Melting Pot (or Not?): Democracy and Cultural Diversity


Melting PotI’m in the middle of reading Kenneth Minogue’s new book, and so far it is all-around brilliant.

The basic premise is that democracy has wrongly evolved from a mere process to a supreme ideal. More and more, Minogue argues, the West is substituting individual moral responsibility for a superficial form of collective salvation. In short, decisions at the ballot box have subtly become the supreme authority on moral truth.

I’ll be reviewing the book in the near future, but at the moment I wanted to focus on a point Minogue makes in a chapter called “Democratic Ambiguities.” In the chapter, Minogue highlights various elements we need to understand before holistically evaluating democracy. One of Minogue’s many points therein centers around the social conditions necessary for successful democracy. One of those conditions, in Minogue’s view, is cultural homogeneity.

As Minogue writes:

…[T]he ideal of democracy has little purchase on plausibility unless “the whole people” is a relatively homogeneous set of people who “speak the same language” (even if it is only in a metaphorical sense, as in states such as Spain, Switzerland, and Belgium).

But what about the claim that there is no definitive “American culture”? Minogue apparently disagrees:

The United States established its cultural homogeneity as virtually a condition of admission to its shores. A pays politique can hardly exist unless individuals share similar sources of information and talk to each other in mutually comprehensible terms.

To prove his point, Minogue offers several examples where democracy has failed due to competing cultural (or “tribal”) forces. By examining situations in Lebanon, Spain, Northern Ireland, and Africa (no country in particular), Minogue concludes that some degree of cultural homogeneity is necessary for a well-functioning democratic society:

The idea of democracy and the idea of cultural diversity (as promoted by multicultural doctrine) are thus contradictory ideas. The classic cases of democratic failure have been states composed of radically different tribes or sets of people in which the possibility of accommodation under a rule of law will not work because one group can only understand rule by the other as a form of oppression.

In other words:

You cannot have a democracy without having a people, and they must be a population that treats each other as individuals rather than as collective enemies and rivals.

On this blog, I have often touted James Madison’s views on federalism as an ideal way for (sub)cultures to compete (e.g. on matters related to gay marriage). The beauty of federalism is that it not only paves a way for eventual cultural homogeneity to be achieved, but that it allows for the losers to re-compete or take their arguments elsewhere (to Texas, for example).

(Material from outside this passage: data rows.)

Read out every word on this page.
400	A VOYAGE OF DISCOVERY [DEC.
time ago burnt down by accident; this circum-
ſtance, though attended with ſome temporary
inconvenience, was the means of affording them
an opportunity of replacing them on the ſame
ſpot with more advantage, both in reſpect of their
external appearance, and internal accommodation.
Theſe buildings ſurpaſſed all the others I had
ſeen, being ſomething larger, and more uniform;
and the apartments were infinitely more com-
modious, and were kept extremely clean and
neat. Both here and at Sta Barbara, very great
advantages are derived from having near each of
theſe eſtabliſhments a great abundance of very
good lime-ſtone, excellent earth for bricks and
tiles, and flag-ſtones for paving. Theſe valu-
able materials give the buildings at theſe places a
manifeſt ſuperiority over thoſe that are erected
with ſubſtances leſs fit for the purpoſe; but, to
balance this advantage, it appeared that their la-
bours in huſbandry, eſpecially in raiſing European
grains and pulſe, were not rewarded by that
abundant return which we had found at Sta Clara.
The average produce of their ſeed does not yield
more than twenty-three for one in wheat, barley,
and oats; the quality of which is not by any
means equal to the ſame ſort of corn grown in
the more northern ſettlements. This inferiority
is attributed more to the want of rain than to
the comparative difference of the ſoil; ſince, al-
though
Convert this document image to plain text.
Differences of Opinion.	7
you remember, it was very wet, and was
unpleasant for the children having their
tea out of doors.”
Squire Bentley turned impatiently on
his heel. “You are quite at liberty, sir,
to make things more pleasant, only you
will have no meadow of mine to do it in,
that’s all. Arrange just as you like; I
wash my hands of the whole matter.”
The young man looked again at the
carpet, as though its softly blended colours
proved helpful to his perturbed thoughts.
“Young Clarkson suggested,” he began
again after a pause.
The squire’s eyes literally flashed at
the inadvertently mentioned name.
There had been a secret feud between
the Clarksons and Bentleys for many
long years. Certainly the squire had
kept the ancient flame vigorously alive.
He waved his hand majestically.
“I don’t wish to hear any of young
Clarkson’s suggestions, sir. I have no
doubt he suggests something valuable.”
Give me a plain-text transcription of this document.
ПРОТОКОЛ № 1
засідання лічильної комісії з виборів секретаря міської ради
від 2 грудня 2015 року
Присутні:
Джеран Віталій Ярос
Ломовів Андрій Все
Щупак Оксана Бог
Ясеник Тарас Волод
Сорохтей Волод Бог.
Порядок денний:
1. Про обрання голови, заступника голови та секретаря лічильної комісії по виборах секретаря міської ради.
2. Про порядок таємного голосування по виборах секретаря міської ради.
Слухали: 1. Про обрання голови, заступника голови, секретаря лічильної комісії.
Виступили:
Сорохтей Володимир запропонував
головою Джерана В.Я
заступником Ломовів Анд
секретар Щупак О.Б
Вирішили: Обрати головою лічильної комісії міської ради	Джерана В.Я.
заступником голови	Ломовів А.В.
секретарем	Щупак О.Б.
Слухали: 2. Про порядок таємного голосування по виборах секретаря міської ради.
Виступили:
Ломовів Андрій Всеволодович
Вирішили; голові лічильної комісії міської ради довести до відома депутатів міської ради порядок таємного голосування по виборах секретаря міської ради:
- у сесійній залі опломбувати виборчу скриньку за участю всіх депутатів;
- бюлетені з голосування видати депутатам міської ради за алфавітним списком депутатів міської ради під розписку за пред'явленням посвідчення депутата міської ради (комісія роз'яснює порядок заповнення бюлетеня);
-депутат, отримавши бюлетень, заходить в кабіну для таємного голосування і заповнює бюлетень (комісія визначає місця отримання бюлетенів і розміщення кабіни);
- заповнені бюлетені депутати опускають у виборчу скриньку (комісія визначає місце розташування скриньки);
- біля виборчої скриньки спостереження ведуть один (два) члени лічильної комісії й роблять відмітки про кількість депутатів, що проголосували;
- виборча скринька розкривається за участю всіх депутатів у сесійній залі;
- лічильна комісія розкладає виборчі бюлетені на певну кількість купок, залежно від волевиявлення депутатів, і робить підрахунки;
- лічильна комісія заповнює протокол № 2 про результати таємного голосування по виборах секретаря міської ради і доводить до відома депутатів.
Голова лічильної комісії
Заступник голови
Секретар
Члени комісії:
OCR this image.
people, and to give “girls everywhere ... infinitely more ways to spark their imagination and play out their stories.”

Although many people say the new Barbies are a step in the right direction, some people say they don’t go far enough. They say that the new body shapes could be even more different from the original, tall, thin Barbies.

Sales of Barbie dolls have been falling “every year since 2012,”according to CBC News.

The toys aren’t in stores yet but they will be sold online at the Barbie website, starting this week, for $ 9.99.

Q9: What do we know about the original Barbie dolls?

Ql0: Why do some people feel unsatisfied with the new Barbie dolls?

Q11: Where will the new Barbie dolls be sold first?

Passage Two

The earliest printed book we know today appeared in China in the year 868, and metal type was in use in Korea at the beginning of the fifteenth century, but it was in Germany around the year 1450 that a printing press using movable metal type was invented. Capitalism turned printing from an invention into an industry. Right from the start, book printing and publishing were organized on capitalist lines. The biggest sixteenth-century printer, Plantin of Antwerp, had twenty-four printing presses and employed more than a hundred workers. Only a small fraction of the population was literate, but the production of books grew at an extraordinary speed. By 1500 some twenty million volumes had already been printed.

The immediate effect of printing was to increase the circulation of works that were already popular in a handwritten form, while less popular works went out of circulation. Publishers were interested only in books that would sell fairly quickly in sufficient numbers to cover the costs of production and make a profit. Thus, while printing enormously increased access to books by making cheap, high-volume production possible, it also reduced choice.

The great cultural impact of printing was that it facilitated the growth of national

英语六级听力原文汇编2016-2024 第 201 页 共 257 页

In this respect, this view jives with Minogue’s overall point about democracy as a process rather than an ideal. (When do we cede to “process” rather than proclaim “morality!!!”?) But there is a certain aspect of federalism that seems to oppose (or at least, challenge) Minogue’s view of Democratic Necessities 101. If cultural homogeneity is essential for healthy democracy, why should we endorse a federalistic outlook that results in a country filled with disagreeing states (or “cultures”). Why should we allow for “voting with your feet” when we could pick one winner and stick with it? It seems that for federalism to meet Minogue’s criteria we need to see it as a way to efficiently allocate cultural homogeneity. Certain matters depend on the locales — indeed, most matters do — and others reside with the federal government.

The Servile Mind: How Democracy Erodes the Moral Life by Kenneth MinogueFederalism is a beneficial model for democracy because it allows for both cultural homogeneity and cultural diversity. In both cases, it results in a more authentic society — one that primarily wages its battles where they count: closest to home. But what if such an institutionalized struggle becomes so energetic that it leads to widespread chaos and disarray? What if our  policy warfare leads to cultural implosion rather than eventual cultural cohesion.

The bigger and more important questions seem to be these:

What are the most essential building blocks for democracy to thrive healthily? What is the basic “language” we all need to speak to get along in the day-to-day, despite our varying moral disagreements? What, in American society, belongs to the federal government?

I have a feeling Minogue will provide his own answers to these questions as I continue reading, but I’m interested in your initial thoughts. I myself think the answer has to do with ensuring the promotion of Radical Individualism and True Community (surprise, surprise!), but what do you think?